Messrs. Peterson and Hanushek correctly refute the Obama administration’s claim of significant student performance progress on the NAEP math and reading standardized tests. Yet implicit in the valuable exercise performed by those champions of well-reasoned education policy is support for a disturbing development—the increasing tendency of education reformers to equate school accountability with student results on standardized tests. That equation overshadows the fact most parents place little emphasis on standardized test scores.
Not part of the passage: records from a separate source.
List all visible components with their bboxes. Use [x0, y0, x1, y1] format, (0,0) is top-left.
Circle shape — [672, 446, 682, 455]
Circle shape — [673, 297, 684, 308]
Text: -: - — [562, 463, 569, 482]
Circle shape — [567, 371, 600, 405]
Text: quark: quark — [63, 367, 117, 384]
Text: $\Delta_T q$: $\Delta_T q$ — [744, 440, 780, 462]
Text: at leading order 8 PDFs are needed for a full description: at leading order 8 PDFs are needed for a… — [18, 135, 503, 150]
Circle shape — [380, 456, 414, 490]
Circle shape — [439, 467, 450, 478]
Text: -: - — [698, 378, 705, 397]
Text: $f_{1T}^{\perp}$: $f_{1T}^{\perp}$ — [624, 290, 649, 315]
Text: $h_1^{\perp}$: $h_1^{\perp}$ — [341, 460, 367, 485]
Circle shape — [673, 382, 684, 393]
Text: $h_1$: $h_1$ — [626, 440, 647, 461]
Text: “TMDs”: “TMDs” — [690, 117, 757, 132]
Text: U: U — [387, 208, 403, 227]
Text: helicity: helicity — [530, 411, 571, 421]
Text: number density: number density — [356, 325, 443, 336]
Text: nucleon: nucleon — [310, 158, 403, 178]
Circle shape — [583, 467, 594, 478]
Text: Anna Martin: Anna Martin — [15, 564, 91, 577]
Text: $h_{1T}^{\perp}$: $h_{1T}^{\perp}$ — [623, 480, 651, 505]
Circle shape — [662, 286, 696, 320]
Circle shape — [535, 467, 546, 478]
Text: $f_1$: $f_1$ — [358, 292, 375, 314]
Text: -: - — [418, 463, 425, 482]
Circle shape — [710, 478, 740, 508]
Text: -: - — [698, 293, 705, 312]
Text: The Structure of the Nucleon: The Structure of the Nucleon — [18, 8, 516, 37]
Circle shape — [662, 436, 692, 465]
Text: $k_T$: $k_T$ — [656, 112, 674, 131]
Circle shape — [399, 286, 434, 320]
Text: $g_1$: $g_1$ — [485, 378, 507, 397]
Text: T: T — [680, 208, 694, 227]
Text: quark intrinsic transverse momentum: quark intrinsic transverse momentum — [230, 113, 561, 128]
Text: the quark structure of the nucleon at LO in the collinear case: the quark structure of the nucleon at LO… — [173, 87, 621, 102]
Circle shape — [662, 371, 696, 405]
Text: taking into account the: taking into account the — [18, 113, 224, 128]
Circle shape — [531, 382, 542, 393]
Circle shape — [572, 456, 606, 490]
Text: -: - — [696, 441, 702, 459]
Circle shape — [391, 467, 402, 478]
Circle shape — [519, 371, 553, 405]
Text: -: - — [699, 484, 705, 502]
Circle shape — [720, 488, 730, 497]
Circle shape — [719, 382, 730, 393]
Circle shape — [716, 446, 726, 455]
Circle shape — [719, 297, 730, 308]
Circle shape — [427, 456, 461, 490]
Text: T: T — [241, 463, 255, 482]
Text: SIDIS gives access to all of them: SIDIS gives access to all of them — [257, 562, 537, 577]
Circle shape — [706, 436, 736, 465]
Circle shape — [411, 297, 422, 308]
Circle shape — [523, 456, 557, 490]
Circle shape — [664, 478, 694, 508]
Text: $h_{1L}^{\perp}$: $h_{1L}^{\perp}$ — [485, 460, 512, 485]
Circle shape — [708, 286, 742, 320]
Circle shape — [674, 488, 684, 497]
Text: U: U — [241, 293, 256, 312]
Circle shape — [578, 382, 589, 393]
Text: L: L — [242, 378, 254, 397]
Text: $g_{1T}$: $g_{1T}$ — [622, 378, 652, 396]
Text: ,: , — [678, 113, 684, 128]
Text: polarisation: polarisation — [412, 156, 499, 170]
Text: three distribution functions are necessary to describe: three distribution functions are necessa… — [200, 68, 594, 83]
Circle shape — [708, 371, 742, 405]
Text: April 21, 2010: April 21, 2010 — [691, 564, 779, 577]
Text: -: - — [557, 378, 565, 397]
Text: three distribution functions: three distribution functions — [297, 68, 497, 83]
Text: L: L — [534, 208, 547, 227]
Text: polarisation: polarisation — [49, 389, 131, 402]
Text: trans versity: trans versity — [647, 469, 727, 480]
More than standardized test scores, parents of those receiving scholarships through Georgia’s largest K–12 tuition tax-credit program emphasize school discipline, a better learning environment, smaller class sizes, improved student safety and more individual attention for their children.

Instead of acknowledging this reality and pursuing educational freedom that empowers parents to secure the education that is in the best interests of their children, some reformers are pursuing educational justice, which is designed to “rescue” children of low-income families from failing public schools. But that requires private schools to then prove they are rescuing children by raising student standardized test scores, which means adopting national standards, which means aligning the curriculum to those standards, which means testing students on that curriculum, which means teaching to the test—just like the public schools those families are trying to escape.

Kelly and Scafidi don’t deny the need for school accountability in More Than Scores. Rather, they question who should be driving it: government or parents? That sounds a lot like another education policy debate we’re having right now, doesn’t it?